> The vision of API that is self discoverable and that works with a generic client is not practical in most cases. [..] Fielding's paper doesn't provide a complete recipe for building self-discoverable APIs. It is an architecture, but the details of how clients should really discover the endpoints and determine what these endpoints are doing is left out of the paper. To make truly discoverable API you need to specify protocol for endpoints discovery, operations descriptions, help messages etc. Then you need clients that understand your specification, so it is not really a generic client

You said what I've thought about REST better than I could have put it.

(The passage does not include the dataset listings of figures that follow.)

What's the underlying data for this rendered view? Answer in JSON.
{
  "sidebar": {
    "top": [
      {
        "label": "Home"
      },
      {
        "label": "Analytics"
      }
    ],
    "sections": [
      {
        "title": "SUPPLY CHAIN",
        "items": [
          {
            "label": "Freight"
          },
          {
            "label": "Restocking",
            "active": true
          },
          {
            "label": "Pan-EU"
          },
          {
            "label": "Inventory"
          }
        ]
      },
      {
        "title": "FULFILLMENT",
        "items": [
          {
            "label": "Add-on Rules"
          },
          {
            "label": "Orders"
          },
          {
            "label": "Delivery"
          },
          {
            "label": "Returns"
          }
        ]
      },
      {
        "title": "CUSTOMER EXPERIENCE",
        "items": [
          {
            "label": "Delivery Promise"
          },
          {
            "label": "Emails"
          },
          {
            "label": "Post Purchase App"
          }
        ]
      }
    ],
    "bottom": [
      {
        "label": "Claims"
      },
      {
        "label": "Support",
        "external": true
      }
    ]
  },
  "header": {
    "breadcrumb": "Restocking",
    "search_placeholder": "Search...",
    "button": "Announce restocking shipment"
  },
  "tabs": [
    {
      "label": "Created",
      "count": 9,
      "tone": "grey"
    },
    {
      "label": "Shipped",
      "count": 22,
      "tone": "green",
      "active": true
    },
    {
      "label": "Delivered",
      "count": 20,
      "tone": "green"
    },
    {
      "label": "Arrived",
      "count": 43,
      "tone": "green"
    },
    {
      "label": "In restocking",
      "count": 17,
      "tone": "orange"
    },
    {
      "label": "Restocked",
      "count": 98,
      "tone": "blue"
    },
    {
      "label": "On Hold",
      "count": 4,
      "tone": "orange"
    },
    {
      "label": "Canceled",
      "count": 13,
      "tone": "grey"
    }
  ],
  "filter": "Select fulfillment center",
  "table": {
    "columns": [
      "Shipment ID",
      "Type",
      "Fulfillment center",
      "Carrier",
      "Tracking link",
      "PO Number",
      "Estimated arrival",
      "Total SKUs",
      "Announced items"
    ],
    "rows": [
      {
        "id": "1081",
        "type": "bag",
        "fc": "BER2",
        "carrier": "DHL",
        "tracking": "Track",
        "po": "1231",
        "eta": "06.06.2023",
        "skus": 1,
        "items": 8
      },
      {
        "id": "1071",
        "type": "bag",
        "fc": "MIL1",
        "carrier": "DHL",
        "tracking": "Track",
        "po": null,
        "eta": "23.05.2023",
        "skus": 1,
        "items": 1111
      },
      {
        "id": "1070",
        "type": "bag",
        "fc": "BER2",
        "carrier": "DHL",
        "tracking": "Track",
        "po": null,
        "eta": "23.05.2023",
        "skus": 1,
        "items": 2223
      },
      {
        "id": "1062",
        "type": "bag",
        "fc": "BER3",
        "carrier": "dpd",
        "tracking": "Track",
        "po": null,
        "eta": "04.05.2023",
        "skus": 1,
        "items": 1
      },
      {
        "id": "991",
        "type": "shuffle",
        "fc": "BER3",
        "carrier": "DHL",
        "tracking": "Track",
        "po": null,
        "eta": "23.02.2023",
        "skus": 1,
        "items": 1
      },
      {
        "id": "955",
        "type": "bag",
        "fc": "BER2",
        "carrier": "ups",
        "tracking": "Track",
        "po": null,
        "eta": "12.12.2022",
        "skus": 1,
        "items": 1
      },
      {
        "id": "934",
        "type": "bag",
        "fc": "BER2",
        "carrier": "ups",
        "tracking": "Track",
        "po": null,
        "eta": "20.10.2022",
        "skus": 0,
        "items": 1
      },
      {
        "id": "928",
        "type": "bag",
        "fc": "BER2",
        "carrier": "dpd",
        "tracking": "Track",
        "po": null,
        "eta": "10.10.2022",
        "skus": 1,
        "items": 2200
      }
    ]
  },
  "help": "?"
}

A true implementation of a REST client is simply not possible. Any client needs to know what all those URLs are going to do. If you suddenly add a new action (like /cansofspam/123/frobnicate), a client won't know what to do with it. The client will need to be updated to add frobnication functionality, or else it just ignores it. At best, it could present a "Frobnicate" button.

This really is why nobody has implemented a REST server or client that actually conforms to Fielding's paper. It's just not realistic to have a client that can truly self-discover an API without being written to know what APIs to expect.

> A true implementation of a REST client is simply not possible

Sure it is, it's just not very interesting to a programmer. It's the browser. That's why there was no need talk about client implementations. And why it's hypermedia driven. It's implicit in the description that it's meant to be discoverable by humans.

AirBnb rediscovered REST when they implemented their Server Driven UI Platform. Once you strip away all the minutiae about resources and URIs the fundamental idea of HATEOS is ship the whole UI from the server and have the client be generic (the browser). Now you can't have the problem where the frontend gets desynced with the backend.

> It's the browser.

This cannot be overstated.

I'm watching with some interest to see if the LLM/MCP crowd gradually reinvents REST principles. LLMs are the only software we have invented yet which is smart enough to use a REST interface.